In between reminders of the esteemed senator’s POW experience, the McCain campaign has spent the last few months making sure everyone knows exactly how young Barack Obama is.
For the record, Obama is 47 years old, and McCain just had his 72nd birthday.
That’s a big disparity. Like it or not, age will play just as big a factor in November as race will.
When asked about McCain’s future health, the GOP tends to beat the dead horse with the Reagan shtick. If Reagan could handle the country in the eve of his decrepitude, why not McCain?
Yet Reagan, who left the presidency at the age of 78, began showing signs of Alzheimer’s disease a few years later. Some say he exhibited these signs while still in the presidential office, citing his vacant behavior during the Iran-Contra investigation and various press conferences.
The only other president who comes close to McCain’s age is William Henry Harrison, the three-month wonder. Elected at the age of 68, Harrison gave his hours-long inauguration address in the rain, caught pneumonia, and kicked the bucket. Not exactly an encouraging example.
By contrast, Obama’s historical roadmap looks terribly promising.

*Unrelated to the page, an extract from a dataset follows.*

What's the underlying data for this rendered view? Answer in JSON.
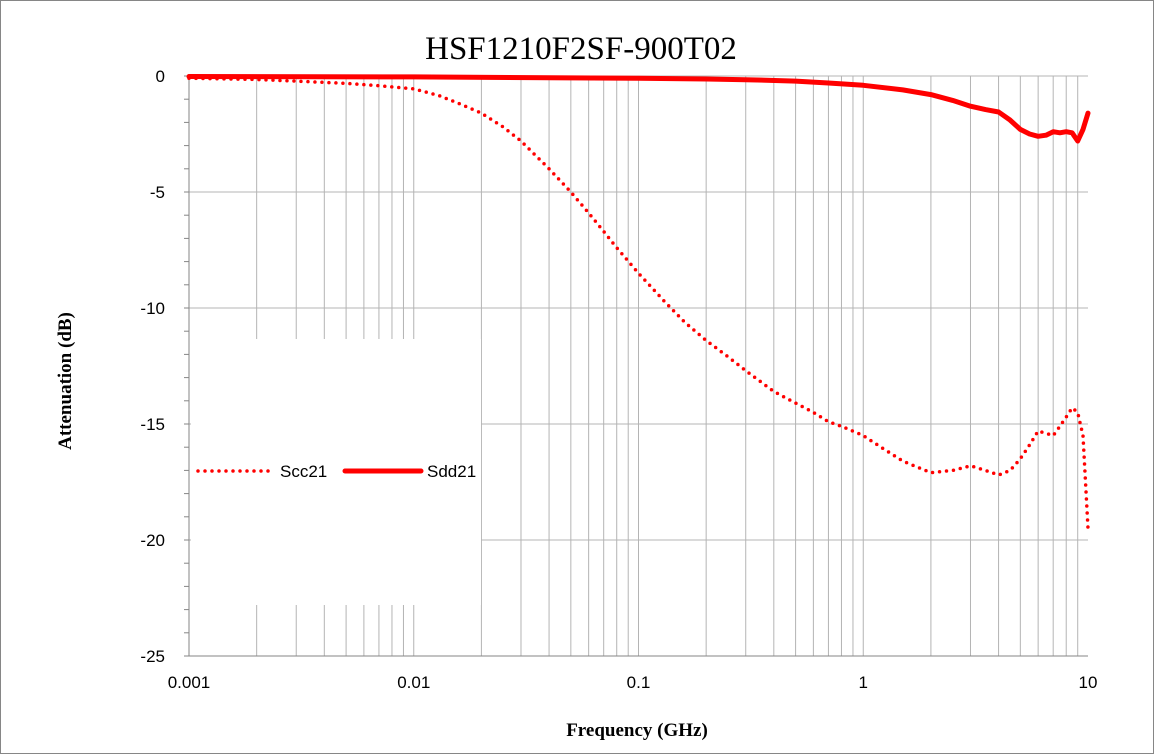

Take Theodore Roosevelt, to whom McCain once foolishly compared himself-a blueblood, a loose cannon, and a Republican in name only, not to mention the youngest president in U.S. history at 42. Against all expectations, his youth and idealism resulted in one of the most successful presidencies to date.
Only one year older at 43, JFK was another Cinderella story: as a Catholic, he suffered prejudice and skepticism from those who believed his allegiances lay with the Pope rather than the Constitution.
Sounds familiar-wasn’t it only last week that NPR interviewed a woman who wouldn’t vote Obama because of his supposed subservience to Islam? Or was that another Fox News story?
Moreover, Obama appeals to the younger generation, which is becoming more and more diverse each second.
His age tells them that he does not suffer from the same prejudices that characterized their parents’ and grandparents’ generations. Certainly, he would never refer, as McCain did, to Vietnamese people as “gooks;” and with the influx of Hispanic people in the country, would hopefully never make the same gaffe as our current president, who insisted that all children ought to get an education, whether they speak English or Mexican.
McCain’s age works against him.
He looks like the definition of The Man; he represents just another old white guy on the GOP ticket. And where his radical approach to conservative issues might have saved him before, now he’s rescinding all those former opinions in the hopes of snagging another few hundred thousand Christian hard-line conservatives.
Obama, with his Roosevelt-like youth and enthusiasm, gives us visions of an administration where diplomacy is no longer a dirty word and cronyism is a filthy one.
The GOP can wail about experience until Nov. 4, but we’ve experienced eight years of what McCain can give us.
We’re ready for something different. Something better. Something young.